Diese gespeicherte Prozedur verwenden, müssen der Verleger und alle Abonnenten SQL Server 7.0 SP4 ausgeführt werden wird. Nur Mitglieder der Gruppe Sysadmin können diese gespeicherte Prozedur verwenden. Um Seriendruck Metadaten zu bereinigen, führen Sie die gespeicherte Systemprozedur Sp_mergecleanupmetadata aus . Diese gespeicherte Prozedur bereinigt alle Seriendruck-Metadaten in den Systemtabellen MSmerge_contents und MSmerge_tombstone .

Hinweis: Keine @ Tablename Parameter vorhanden ist, beschränkt auf eine angegebene Tabelle bereinigen. Dies wurde falsch für Service Packs 2 und 3 dokumentiert.

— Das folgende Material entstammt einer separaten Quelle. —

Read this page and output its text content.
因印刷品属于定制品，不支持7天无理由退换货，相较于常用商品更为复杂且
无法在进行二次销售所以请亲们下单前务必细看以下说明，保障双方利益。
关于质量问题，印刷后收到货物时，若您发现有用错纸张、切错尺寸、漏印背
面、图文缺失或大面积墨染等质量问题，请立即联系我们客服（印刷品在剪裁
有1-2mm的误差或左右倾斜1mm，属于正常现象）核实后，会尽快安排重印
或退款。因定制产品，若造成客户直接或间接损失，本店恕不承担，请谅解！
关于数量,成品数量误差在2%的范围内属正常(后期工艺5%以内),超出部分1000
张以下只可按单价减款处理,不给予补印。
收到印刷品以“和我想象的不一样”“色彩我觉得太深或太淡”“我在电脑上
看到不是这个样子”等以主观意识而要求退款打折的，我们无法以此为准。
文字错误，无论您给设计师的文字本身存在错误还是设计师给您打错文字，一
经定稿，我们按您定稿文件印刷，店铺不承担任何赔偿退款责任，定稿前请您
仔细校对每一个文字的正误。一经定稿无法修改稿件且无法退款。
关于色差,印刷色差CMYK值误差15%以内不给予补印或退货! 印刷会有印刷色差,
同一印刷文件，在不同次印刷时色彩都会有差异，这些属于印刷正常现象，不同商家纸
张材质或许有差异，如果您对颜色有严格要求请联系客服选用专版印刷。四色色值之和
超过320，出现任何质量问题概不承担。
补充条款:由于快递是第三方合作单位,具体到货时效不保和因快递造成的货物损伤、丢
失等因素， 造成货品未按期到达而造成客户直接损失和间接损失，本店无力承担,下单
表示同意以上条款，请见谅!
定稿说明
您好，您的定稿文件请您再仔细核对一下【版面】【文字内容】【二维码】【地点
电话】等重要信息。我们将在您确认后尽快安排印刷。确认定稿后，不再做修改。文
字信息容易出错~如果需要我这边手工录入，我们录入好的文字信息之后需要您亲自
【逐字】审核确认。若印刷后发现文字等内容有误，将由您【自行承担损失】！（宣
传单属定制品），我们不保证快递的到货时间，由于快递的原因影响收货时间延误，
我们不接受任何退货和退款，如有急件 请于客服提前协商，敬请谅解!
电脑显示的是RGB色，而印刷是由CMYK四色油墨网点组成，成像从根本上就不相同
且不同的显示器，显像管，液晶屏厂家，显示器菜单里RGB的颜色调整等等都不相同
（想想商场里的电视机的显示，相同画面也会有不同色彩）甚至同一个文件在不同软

Änderungen an den Datenbankkomponenten

SQL Server 7.0 SP4 führt verschiedene Änderungen an der die Datenbankkomponenten.
Neue Datenbankoption
in Servicepack 2 eingeführt wurde

SQL Server 7.0 SP2 wurde eine neue ausstehende Aktualisierung Datenbankoption zur Unterstützung von Funktionen, die eingeführt werden in einer zukünftigen Version von SQL Server eingeführt. Sie können diese Funktionalität in einigen Szenarios Migration verwenden, wenn Sie SQL Server 7.0 SP2 oder höher auf SQL Server 2000 oder höher aktualisieren. Vollständige Anweisungen zur Verwendung dieser Option werden in der zukünftigen Version von SQL Server-Dokumentation enthalten sein.

Wenn die Option ausstehende Aktualisierung auf TRUE festgelegt ist, können die Benutzer Statistiken oder Indizes keine in der Datenbank erstellen. Ein Benutzer versucht, Indizes und Statistiken zu erstellen, erhalten die folgenden neuen Fehlermeldung:
Create Index-erstellt Statistiken ist unzulässig, wenn die Datenbank ausstehende Aktualisierung aktiviert hat.
Allerdings ist Indexerstellung erfolgreich, wenn die Option ausstehende Aktualisierung auf TRUE festgelegt ist, während ein gruppierter Index erstellt wird und wenn keine nicht gruppierten Indizes vorhanden sind.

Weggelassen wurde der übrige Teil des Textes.